Он первый спросил, в какой области я работаю.
– Точно не знаю, – ответил я.
– Как это – не знаешь? Раз ты здесь, значит, чем-то занимаешься.
– Я еще не разобрался.
Он уставился на меня, вбирая в себя, и я увидел, как изменился его взгляд, – Сатвик понял меня по-новому, как я его, когда впервые услышал его речь. И я тоже стал для него другим.
– А, – сказал он, – теперь я знаю, кто ты, – о тебе рассказывали. Ты из Стэнфорда.
– Это было восемь лет назад.
– Ты написал ту знаменитую работу по декогеренции. Прорывную работу.

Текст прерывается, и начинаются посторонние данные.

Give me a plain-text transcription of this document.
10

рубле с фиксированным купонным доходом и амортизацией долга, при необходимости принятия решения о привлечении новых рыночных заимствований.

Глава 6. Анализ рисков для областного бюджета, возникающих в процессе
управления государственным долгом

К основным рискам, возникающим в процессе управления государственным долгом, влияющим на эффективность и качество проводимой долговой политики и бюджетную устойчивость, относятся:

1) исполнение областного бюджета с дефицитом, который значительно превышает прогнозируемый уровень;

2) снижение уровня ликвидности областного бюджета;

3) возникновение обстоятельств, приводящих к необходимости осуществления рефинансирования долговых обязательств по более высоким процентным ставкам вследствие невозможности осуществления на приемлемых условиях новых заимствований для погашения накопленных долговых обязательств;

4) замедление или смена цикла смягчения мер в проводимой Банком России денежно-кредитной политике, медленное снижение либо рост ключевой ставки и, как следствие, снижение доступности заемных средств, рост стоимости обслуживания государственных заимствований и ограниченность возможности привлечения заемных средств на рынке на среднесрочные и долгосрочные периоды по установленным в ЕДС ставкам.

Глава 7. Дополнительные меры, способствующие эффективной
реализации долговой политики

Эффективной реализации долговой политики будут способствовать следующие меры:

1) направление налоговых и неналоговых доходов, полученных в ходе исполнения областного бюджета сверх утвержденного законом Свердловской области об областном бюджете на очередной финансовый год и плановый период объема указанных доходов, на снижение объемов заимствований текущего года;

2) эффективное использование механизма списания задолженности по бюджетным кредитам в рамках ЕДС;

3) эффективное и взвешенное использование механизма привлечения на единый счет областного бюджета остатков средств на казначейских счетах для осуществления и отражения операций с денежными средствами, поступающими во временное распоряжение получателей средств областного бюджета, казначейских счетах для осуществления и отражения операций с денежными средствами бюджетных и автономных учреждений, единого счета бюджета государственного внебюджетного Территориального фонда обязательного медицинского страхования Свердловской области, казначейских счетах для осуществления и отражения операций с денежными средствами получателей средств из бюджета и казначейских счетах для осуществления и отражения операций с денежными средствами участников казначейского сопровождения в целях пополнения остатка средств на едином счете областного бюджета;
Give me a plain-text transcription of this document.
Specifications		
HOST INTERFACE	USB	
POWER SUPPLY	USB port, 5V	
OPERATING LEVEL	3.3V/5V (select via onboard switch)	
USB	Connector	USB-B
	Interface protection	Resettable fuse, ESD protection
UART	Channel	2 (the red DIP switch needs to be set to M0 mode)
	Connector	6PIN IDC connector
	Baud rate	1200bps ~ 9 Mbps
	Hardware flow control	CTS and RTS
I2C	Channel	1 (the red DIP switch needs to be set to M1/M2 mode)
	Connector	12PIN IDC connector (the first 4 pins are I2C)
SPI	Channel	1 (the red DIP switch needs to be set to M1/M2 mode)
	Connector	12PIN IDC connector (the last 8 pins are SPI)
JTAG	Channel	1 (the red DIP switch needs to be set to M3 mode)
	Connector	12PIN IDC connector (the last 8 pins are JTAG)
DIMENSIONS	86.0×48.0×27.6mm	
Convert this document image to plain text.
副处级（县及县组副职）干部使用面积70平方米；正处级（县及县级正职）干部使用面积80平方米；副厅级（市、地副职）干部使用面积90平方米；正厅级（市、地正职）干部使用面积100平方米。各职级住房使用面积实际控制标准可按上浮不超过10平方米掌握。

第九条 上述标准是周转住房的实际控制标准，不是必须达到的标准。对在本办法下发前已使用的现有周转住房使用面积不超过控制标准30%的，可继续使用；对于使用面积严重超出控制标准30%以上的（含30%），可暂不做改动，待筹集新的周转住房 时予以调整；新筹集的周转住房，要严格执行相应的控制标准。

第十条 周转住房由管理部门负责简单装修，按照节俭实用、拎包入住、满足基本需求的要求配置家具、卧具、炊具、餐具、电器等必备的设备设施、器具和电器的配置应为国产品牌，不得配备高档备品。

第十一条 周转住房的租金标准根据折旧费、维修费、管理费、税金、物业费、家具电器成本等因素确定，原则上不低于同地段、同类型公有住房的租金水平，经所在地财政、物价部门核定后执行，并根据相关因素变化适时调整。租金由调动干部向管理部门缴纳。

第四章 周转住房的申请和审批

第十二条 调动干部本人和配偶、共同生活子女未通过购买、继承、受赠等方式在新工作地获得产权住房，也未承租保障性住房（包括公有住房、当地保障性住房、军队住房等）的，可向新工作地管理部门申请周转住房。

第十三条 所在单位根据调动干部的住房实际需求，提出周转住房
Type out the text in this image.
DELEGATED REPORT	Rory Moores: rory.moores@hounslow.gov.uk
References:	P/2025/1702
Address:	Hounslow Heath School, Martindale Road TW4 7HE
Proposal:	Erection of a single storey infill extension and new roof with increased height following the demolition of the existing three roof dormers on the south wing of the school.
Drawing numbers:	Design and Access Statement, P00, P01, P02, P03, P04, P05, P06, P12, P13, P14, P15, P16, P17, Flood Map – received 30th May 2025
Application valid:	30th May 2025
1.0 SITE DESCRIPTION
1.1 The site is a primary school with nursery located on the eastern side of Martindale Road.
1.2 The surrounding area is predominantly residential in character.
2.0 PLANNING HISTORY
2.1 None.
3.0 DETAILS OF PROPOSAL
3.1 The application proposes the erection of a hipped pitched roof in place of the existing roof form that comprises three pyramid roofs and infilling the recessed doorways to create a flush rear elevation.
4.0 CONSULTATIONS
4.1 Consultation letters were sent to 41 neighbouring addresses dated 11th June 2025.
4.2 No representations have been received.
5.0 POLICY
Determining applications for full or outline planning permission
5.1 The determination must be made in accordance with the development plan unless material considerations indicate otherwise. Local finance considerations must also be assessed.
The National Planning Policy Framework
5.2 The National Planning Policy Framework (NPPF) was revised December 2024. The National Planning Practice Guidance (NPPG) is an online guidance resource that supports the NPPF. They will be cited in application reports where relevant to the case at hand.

Сатвик, как видно, не любил обиняков.
– Я бы это прорывом не назвал.
Он кивнул, то ли соглашаясь, то ли нет.
– Ты и сейчас занимаешься квантами?
– Нет, бросил.
Он наморщил лоб.
– Бросил? Ты делал важное дело.
Я покачал головой.
– Квантовая механика со временем меняет твой взгляд на мир.
– Как это понимать?
– Чем больше я изучал, тем меньше верил.
– В квантовую механику?
– Нет, – сказал я, – в мир.
Бывают дни, когда я совсем не пью. В такие дни беру отцовский девятый калибр и смотрю в зеркало. Я внушаю себе, во что мне обойдется отплыть сегодня первым бортом. В ту же цену, что заплатил он.
Но бывают и дни, когда я таки пью. Это дни, когда я просыпаюсь больным. Ухожу в ванную и блюю в унитаз, и выпить надо так, что руки трясутся. Из желудка поднимается желчь – мышцы сжимает судорога, и я сливаю себя в фаянсовый горшок. Желудок опорожняется длинными спазмами, под черепом бьется пульс, ноги дрожат, и жажда выпить вырастает в злобного монстра. Когда уже можно выпрямиться, я смотрю в зеркало над раковиной и плескаю в лицо водой. Я ничего себе не говорю. Все равно не поверил бы.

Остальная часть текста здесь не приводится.